Sous une pression toujours plus forte intérieure et extérieure, et pour bénéficier du soutien des parties concernées dont la Russie et la Chine en particulier, la scrétaire d'Etat américain Condoleezza Rice avait dit le 31 mai :

«Pour souligner notre engagement envers une solution diplomatique et pour améliorer les chances de succès, dès que l'Iran suspend complètement et de façon vérifiable ses activités d'enrichissement et de retraitement, les Etats-Unis rejoindront leurs collègues de l'UE-3 (France, Allemagne, Grande-Bretagne) à la table des négociations et rencontreront des représentants iraniens». De son côté, le président américain Bush a dit qu'il est extrêmement important de réoudre le probème nucléaire iranien par la diplomatie. Les Etats-Unis cherchaient à faire parvenir à l'Iran une information suivante : l'Iran ne devrait pas se doter d'arme nucléaire et la suspension d'enrichissement d'uranium devait être confimée. C'est sur cette base là que les Etats-Unis pourront négocier avec l'Iran.

L'UE, la Russie et la Chine ont salué l'initiative américaine. L'opinion publique estime que depuis la rupture de ses relations avec l'Iran il y a 26 ans, les Etats-Unis reconnaïssent pour la première fois le présent régime iranien. Ce qui démontre que face à l'actuelle situation internationale, Washington se voit obligé de régler le problème nucléaire iranien par voie multilatérale. Il s'agit d'un changement majeur dans la politique américaine à l'égard de l'Iran. Si les Etats-Unis et l'Iran, deux pays concernés, peuvent négocier en direct, la possibilité de résoudre le problème par voie diplomatique sera plus probable.

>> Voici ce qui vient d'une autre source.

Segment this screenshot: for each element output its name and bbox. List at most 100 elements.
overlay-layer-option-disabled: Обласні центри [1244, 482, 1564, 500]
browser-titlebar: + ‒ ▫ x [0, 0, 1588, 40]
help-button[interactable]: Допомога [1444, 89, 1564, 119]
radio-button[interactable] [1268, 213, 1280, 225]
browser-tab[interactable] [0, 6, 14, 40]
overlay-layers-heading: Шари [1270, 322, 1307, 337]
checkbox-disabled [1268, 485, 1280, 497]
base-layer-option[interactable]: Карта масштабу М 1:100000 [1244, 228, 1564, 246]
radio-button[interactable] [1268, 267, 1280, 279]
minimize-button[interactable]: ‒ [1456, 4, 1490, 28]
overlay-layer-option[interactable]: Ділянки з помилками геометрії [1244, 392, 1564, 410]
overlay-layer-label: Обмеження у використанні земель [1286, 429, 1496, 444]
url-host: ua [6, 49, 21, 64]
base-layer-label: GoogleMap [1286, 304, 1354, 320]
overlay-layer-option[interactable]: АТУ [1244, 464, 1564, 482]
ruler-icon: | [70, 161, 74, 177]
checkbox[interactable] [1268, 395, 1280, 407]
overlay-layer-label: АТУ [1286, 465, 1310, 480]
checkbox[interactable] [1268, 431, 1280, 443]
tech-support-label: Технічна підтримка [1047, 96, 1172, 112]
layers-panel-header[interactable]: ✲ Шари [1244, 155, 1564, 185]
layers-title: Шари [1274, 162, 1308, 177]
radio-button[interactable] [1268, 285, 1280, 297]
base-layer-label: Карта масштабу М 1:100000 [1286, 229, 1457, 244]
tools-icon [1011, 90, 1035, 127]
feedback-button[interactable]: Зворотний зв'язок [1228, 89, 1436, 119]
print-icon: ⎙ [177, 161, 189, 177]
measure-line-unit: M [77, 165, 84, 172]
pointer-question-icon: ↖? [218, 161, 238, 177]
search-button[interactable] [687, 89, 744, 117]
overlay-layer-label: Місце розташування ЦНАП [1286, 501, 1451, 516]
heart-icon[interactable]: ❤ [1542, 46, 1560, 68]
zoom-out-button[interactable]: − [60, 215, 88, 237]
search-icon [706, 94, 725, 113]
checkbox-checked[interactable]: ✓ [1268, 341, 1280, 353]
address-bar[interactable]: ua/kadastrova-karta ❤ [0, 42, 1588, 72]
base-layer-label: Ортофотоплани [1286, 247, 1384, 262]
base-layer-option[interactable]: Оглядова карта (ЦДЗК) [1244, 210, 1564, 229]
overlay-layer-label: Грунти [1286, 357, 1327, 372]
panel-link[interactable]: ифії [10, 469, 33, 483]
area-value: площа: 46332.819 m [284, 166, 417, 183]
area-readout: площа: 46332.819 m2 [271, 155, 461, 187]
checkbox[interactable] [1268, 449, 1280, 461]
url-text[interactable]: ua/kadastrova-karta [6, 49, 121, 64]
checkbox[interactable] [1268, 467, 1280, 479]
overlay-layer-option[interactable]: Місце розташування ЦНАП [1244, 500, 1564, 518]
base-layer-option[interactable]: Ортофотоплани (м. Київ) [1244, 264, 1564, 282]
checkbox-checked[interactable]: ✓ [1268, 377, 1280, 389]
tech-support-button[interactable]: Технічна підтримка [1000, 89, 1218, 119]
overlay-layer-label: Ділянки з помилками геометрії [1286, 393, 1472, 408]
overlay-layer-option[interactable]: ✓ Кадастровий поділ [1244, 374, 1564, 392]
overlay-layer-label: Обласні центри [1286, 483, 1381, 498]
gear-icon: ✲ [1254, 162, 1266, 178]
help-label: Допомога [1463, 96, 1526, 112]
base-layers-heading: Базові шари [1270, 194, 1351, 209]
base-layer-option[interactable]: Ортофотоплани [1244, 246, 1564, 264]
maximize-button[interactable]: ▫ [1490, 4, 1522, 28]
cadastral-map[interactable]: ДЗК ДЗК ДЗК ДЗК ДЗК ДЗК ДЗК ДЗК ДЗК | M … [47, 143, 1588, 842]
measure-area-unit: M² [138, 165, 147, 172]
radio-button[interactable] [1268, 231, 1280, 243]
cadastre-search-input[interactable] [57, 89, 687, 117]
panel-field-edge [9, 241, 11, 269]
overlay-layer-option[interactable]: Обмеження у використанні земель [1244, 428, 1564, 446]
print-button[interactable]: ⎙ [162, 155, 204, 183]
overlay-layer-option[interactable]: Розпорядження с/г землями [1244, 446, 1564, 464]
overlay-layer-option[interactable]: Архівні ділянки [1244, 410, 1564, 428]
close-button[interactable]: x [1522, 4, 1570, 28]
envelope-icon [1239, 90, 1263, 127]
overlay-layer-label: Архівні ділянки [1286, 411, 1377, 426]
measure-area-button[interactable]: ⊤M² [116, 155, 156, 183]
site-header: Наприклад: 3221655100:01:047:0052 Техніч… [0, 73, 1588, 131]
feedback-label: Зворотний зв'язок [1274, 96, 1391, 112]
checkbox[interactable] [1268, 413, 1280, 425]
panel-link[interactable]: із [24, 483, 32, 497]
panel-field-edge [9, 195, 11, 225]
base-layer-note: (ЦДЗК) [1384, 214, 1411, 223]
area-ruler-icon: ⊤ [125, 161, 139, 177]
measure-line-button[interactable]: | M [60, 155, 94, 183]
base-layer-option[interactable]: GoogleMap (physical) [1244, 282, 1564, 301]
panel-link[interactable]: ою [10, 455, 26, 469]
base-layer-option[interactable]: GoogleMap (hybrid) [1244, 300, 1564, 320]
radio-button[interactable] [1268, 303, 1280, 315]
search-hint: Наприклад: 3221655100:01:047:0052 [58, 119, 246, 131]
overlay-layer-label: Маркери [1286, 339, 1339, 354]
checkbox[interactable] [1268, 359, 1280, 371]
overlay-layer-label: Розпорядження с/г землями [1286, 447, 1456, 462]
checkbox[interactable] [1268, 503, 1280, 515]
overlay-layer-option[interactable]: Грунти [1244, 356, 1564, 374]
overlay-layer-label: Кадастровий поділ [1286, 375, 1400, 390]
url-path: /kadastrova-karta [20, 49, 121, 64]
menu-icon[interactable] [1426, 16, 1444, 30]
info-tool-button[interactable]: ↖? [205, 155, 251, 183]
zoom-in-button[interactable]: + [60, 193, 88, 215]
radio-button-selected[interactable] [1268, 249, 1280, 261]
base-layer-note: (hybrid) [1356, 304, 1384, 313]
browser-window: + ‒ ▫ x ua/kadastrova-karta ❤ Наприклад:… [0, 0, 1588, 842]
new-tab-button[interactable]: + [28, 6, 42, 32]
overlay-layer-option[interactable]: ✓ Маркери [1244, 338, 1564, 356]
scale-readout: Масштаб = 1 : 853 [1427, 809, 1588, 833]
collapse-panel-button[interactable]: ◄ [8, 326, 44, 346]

À la veille de la rencontre ministérielle des six pays, le ministre iranien des Affaires étrangères Mutaji a réagi à la propostion américaine disant que l'Iran est prêt à négocier avec les Etats-Unis. Il a précise que l'Iran s'apprête à engager des négociations avec les diverses parties sur les problèmes d'intérêt commun de manière évidente, équitable et sans aucune discrimination. Il a ajouté qu'aucune preuve ne témoigne que l'Iran procède à des essais nucléaires, et que l'Iran ne cessera l'enrichissement d'uranium selon l'exigence des Etats-Unis.

Des analystes estiment que l'ensemble de propositions sur lesquelles sont parvenus à un consensus par les 5 pays membres permanents du Conseil de sécurité et l'Allemagne s'avèrent plus prestigieuses et plus séductives que les projets que l'UE et la Russie avaient formulés auparavant. On espère que l'Iran le traitera de maniuère constructive et prudente.

Malgré les divergences, les parties concernées, l'Iran et les Etats-Unis en particulier, ont exprimé leur souhait de régler le problème nucléaire iranien par voie de négociations. On attend à ce que le consensus parvenu puisse inciter les parties concernées à faire un pas substentiel dans le procussus du réglement du problème par voie diplomatique.